Lin only talks of the break-up once, at lunch with her friend in Japan, where her installation is being shown. It goes unmentioned when she visits her parents back in China or stays with her friend in Hong Kong, even though the removal company has taken her things to the new apartment already. Most of the time she’s alone though and it’s tempting to read emotion into her face, possibly because it’s so rare to see a film that shows a woman being by herself and by extension just being herself, barely defined by those around her. This could simply be how Lin lives, she’s a filmmaker and often on the move, each trip blurring into the next. Her gaze is inquisitive wherever she goes, as if collecting material for a film: looking out of the window of the new apartment, observing the girl in the same hospital ward, examining light and foliage in the parks she hikes through.
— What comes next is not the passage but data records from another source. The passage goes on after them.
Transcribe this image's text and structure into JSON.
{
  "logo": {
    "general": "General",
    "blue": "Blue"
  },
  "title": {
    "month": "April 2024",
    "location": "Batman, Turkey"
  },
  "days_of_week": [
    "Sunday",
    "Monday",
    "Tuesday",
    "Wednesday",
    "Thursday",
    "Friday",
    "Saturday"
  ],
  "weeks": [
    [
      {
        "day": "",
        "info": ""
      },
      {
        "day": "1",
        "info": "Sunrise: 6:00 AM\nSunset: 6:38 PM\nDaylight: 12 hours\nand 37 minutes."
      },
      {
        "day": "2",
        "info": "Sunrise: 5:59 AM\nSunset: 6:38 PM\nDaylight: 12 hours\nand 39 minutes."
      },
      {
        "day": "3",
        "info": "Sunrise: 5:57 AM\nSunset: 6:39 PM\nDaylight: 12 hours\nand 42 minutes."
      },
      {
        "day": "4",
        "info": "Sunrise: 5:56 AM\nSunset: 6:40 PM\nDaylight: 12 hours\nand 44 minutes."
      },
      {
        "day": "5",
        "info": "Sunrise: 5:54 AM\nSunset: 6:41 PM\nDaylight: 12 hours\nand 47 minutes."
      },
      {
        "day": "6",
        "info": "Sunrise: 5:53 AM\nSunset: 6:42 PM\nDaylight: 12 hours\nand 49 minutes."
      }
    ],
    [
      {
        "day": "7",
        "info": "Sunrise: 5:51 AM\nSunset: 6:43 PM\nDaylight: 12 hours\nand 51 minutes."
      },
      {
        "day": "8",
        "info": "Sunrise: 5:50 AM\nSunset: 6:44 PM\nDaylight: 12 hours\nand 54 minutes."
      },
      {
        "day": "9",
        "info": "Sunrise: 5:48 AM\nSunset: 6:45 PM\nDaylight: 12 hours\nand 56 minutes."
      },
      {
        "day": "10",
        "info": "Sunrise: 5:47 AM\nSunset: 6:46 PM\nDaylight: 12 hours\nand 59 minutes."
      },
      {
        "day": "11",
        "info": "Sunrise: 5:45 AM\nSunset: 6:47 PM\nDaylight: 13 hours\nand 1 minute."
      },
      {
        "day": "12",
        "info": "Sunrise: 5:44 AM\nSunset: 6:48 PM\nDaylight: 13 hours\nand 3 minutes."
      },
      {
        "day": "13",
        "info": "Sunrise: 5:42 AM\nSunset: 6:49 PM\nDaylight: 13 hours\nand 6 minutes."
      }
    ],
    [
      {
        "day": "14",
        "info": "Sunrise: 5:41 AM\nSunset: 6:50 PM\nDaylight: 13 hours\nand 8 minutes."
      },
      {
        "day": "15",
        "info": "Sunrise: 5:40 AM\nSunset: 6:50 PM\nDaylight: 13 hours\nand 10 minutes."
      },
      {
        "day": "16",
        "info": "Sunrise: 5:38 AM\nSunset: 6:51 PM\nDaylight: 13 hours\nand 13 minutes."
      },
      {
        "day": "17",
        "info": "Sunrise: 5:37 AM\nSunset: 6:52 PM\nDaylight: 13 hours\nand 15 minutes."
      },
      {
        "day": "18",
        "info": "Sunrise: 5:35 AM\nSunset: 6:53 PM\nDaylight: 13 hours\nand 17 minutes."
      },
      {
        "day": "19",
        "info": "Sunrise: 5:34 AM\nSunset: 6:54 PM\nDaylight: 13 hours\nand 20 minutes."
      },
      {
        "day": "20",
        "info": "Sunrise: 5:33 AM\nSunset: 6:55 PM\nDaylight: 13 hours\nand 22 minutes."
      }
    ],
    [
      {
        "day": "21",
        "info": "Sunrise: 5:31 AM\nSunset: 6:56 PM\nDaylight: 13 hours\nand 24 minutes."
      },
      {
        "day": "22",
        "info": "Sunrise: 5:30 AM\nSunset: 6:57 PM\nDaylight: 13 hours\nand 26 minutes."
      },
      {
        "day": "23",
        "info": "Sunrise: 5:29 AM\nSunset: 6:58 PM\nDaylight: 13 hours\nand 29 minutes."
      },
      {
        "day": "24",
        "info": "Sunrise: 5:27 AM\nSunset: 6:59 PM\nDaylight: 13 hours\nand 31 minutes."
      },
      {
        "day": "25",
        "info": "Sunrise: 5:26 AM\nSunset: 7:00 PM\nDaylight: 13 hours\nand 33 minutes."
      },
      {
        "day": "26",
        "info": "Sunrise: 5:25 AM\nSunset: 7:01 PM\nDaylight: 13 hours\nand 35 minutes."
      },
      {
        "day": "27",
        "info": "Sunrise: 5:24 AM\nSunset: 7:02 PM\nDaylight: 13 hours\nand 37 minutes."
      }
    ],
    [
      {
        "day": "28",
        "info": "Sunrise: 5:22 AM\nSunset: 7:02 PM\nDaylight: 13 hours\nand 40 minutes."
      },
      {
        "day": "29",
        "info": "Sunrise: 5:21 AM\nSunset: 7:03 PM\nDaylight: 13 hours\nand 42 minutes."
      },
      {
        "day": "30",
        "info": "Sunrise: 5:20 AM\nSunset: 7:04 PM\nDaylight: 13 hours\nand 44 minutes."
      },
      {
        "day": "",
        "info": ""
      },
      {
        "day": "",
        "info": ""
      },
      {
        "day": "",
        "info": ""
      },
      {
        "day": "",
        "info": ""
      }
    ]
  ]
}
On trains, in cars, on boats, she watches different landscapes pass before her, snowy mountains, neon cityscapes, misty plains, as long as her eyes stay open. They’re closed too at the music recital, though the tears flow nonetheless: here, as always, looking and feeling go hand in hand. (jl)
Song Fang was born in Jiangsu, People's Republic of China. After studying film directing at the Institut national supérieur des arts du spectacle et des techniques de diffusion (INSAS) in Brussels, she completed a master's degree in film directing at the Beijing Film Academy. Her feature film debut Ji yi wang zhe wo (2012) was shown at international film festivals.